Parallella for Genetic Algorithms

Parallella for Genetic Algorithms

Postby Weps » Thu Oct 10, 2013 4:41 pm

I am working on a project that uses a genetic algorithm to generate design permutations that are then analyzed by a separate program and the results returned. This is a perfect candidate for parallel computing, as each design permutation can be analyzed completely independently. I'm hoping the Parallella can adapt to the problem, as my current design space is 1,000*N^2!

I would really like to order the cluster, but I have some feasability questions:

- Everything is written in C or Fortran, so compiling within Ubuntu should be straightforward. Can the Parallella be used as it's own design environment, or will it just be a headless cluster?

- The analysis program is about 2 Mb in size. Ideally, once the design stack is generated, every available core would take a design, analyze it, output results, and fetch the next waiting design. Is this even possible with Parallella? Is the analysis program too big, I.e. only executable by the ARM?
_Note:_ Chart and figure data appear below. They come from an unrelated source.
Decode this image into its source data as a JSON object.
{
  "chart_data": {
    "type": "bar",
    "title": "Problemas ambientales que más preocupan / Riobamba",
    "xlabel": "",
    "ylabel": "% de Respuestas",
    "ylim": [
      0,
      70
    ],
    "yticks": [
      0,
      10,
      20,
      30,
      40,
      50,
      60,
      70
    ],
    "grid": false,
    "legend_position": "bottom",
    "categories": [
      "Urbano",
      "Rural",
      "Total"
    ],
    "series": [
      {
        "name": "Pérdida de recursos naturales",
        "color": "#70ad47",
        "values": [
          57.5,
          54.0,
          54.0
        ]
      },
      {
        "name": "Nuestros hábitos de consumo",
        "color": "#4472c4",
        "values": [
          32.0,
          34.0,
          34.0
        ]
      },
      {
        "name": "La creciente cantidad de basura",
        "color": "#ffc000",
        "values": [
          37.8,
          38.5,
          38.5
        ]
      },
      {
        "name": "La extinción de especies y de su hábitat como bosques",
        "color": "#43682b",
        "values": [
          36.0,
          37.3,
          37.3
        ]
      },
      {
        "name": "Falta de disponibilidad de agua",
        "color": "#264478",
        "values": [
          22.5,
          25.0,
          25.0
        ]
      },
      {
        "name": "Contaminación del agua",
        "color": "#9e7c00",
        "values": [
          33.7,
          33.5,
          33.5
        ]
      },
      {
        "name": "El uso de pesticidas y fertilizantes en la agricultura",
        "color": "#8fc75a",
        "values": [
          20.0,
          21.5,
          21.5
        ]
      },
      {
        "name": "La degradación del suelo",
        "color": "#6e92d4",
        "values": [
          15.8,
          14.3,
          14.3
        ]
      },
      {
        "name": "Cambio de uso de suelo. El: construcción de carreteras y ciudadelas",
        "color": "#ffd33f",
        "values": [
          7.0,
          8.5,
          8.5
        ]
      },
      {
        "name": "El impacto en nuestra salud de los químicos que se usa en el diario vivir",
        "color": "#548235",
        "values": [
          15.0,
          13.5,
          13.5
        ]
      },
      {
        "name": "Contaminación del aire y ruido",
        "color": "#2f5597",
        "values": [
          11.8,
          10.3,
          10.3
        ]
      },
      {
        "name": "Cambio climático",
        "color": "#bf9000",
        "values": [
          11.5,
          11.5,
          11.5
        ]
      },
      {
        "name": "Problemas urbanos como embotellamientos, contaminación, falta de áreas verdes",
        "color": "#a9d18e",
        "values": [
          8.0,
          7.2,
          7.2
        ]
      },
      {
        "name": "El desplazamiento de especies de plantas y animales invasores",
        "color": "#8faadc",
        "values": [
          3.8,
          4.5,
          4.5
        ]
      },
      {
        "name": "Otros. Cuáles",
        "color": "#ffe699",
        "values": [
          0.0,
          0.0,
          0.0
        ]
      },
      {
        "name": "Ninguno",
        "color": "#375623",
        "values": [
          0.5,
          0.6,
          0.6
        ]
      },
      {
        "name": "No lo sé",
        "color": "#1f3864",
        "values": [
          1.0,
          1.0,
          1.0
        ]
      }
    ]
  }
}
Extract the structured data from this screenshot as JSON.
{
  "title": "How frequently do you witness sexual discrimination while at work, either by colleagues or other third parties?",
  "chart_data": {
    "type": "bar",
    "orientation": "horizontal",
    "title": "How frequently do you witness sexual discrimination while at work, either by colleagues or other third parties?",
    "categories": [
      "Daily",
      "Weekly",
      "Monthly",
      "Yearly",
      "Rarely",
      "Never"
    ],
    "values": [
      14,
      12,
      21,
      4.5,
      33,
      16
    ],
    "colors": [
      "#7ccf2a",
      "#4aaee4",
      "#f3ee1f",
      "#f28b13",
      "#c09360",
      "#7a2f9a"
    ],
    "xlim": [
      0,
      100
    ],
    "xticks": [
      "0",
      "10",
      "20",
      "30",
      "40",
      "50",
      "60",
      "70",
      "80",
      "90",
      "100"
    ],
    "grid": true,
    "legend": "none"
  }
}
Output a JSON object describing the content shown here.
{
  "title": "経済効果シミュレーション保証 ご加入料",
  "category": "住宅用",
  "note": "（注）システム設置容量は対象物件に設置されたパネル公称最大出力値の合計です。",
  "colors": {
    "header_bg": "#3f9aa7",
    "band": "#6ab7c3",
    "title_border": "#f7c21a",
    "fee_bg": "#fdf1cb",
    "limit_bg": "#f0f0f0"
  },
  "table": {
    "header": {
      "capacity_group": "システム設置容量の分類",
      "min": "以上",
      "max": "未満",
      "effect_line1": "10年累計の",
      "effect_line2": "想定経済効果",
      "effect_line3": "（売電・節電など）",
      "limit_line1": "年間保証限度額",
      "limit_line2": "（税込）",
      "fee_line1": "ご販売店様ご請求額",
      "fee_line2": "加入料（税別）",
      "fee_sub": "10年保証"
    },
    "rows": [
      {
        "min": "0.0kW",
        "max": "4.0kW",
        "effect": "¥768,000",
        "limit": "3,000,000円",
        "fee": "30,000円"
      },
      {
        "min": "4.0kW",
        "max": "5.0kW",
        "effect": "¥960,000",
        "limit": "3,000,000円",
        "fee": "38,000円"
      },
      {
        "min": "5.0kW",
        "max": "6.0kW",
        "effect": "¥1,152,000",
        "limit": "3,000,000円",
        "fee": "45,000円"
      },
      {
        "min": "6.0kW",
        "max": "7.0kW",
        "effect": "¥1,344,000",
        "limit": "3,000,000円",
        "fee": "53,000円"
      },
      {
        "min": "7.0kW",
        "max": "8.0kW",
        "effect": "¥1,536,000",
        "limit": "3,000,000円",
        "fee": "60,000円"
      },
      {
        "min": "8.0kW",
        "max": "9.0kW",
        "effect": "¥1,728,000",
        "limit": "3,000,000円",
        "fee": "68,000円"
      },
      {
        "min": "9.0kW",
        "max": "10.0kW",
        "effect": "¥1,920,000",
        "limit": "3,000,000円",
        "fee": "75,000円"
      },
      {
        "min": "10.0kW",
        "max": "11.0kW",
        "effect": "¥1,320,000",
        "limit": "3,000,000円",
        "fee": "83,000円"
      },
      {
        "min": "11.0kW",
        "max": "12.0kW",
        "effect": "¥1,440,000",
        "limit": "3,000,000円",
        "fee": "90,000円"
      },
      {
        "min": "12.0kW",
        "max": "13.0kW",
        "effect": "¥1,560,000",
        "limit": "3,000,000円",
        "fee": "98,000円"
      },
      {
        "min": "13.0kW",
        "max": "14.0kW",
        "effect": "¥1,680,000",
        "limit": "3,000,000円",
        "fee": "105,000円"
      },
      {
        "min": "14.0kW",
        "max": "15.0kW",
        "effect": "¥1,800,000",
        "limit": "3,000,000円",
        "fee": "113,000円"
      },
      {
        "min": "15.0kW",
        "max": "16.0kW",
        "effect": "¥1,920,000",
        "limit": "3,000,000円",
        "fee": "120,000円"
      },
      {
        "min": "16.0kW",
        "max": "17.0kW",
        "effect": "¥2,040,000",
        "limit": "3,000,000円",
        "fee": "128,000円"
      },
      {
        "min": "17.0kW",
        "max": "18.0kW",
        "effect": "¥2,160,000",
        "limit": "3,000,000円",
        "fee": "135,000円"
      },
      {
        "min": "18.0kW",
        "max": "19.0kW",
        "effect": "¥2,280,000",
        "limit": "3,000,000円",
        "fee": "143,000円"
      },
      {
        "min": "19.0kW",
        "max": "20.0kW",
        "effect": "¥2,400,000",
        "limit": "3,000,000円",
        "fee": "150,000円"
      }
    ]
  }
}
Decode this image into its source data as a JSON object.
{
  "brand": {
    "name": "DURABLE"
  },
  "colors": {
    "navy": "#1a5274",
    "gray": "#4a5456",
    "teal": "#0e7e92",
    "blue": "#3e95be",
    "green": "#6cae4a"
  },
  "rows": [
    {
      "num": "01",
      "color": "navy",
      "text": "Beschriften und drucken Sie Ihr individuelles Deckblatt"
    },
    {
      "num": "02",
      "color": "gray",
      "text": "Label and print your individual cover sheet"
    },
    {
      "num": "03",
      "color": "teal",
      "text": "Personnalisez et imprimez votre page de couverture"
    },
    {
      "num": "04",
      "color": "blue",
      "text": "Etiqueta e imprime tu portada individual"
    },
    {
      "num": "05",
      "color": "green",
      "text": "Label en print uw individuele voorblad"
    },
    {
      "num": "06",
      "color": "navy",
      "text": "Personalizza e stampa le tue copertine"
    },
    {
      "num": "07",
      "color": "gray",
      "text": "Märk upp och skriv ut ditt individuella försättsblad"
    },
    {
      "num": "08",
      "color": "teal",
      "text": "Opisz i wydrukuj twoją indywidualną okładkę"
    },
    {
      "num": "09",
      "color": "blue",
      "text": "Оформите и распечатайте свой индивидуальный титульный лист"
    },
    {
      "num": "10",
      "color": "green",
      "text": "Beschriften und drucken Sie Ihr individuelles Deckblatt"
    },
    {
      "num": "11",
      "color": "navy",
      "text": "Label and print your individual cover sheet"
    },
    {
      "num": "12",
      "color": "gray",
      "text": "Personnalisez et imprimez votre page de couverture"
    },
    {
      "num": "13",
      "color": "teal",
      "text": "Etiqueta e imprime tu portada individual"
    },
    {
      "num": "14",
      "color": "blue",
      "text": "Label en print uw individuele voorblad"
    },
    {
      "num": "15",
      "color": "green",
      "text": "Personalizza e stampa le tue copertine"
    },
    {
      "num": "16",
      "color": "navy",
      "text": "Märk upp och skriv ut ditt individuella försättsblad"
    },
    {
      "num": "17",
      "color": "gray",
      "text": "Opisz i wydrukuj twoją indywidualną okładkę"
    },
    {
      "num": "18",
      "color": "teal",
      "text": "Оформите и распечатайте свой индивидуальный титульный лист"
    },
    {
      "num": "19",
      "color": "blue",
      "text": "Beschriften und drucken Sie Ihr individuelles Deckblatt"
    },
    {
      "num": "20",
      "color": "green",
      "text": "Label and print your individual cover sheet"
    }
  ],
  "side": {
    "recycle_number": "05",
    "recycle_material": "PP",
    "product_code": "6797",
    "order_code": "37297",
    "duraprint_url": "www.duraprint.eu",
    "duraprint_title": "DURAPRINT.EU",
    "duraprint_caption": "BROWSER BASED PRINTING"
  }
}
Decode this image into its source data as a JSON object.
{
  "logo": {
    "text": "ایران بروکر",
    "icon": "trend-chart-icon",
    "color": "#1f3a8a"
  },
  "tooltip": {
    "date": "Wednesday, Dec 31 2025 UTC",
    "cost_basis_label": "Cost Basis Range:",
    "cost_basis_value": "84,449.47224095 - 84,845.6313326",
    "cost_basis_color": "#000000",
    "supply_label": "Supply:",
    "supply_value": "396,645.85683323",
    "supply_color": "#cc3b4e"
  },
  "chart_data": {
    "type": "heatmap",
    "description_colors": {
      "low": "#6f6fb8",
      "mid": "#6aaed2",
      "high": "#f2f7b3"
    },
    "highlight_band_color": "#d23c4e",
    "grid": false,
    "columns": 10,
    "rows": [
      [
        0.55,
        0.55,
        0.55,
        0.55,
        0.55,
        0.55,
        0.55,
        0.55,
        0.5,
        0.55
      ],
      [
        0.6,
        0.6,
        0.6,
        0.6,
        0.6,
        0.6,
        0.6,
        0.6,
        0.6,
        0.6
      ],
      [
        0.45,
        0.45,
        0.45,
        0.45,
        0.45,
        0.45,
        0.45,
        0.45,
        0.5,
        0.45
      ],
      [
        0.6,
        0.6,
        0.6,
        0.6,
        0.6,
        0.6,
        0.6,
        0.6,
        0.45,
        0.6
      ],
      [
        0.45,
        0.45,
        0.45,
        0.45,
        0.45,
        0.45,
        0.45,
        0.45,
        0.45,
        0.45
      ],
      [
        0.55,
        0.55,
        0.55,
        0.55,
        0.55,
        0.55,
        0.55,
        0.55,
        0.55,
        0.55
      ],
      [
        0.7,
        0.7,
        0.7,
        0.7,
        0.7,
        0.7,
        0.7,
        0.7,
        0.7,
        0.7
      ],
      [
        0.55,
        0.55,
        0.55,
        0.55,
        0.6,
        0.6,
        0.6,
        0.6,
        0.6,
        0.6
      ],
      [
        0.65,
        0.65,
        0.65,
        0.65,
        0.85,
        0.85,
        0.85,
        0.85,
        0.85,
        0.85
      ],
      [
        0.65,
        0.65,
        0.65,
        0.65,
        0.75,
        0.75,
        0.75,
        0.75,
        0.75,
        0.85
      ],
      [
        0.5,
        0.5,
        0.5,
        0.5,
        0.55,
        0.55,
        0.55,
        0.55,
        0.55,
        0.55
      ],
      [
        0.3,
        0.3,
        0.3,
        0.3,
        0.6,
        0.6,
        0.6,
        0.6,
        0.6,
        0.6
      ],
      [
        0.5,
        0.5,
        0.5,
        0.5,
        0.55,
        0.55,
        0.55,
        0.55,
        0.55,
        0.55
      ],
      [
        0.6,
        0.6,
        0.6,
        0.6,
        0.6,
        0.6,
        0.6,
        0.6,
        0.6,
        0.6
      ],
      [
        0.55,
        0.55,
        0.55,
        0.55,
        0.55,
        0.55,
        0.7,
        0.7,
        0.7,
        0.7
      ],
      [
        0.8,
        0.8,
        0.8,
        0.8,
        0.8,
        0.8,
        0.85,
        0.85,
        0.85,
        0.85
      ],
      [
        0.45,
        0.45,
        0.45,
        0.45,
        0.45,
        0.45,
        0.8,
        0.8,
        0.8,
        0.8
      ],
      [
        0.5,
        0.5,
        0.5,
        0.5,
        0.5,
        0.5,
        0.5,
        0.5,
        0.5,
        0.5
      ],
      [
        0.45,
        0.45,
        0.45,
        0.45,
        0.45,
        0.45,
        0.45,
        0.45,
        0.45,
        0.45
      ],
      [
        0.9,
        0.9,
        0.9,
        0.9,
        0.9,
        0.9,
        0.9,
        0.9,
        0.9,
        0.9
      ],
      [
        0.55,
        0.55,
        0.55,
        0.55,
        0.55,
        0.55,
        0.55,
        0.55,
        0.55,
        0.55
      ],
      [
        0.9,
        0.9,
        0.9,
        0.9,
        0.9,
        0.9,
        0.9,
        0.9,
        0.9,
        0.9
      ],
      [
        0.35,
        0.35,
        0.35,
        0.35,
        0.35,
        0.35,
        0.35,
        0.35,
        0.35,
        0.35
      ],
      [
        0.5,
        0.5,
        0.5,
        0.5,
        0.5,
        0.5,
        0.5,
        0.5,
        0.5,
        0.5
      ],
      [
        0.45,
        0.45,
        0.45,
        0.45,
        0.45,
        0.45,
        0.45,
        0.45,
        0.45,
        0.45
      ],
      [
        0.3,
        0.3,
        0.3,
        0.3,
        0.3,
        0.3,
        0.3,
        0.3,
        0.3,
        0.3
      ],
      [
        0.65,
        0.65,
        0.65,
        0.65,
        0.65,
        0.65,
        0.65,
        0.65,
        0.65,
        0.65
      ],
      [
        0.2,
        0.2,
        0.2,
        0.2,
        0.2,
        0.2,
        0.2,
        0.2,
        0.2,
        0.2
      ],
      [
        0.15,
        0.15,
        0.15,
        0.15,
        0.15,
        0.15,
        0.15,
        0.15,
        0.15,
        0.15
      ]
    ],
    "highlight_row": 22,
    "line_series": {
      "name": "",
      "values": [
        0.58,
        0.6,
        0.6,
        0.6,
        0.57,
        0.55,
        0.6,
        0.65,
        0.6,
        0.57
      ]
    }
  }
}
- And most importantly: To leverage the Epiphany cores, would I need to rewrite all my code? If I don't, will it just execute sequentially?

I'm really excited about the possibilities Parallella offers, as the more cores the better for these types of problems. Unfortunately, the only examples I've seen so far involve simple math/matrix operations, and I can't determine just what is possible for larger problems. I just hope my problem fits!
Weps
 
Posts: 2
Joined: Thu Oct 10, 2013 4:06 pm

Re: Parallella for Genetic Algorithms

Postby LamsonNguyen » Thu Oct 10, 2013 6:05 pm

Weps wrote:- Everything is written in C or Fortran, so compiling within Ubuntu should be straightforward. Can the Parallella be used as it's own design environment, or will it just be a headless cluster?

The Parallella can be used as it's own design environment.
Weps wrote:- The analysis program is about 2 Mb in size. Ideally, once the design stack is generated, every available core would take a design, analyze it, output results, and fetch the next waiting design. Is this even possible with Parallella? Is the analysis program too big, I.e. only executable by the ARM?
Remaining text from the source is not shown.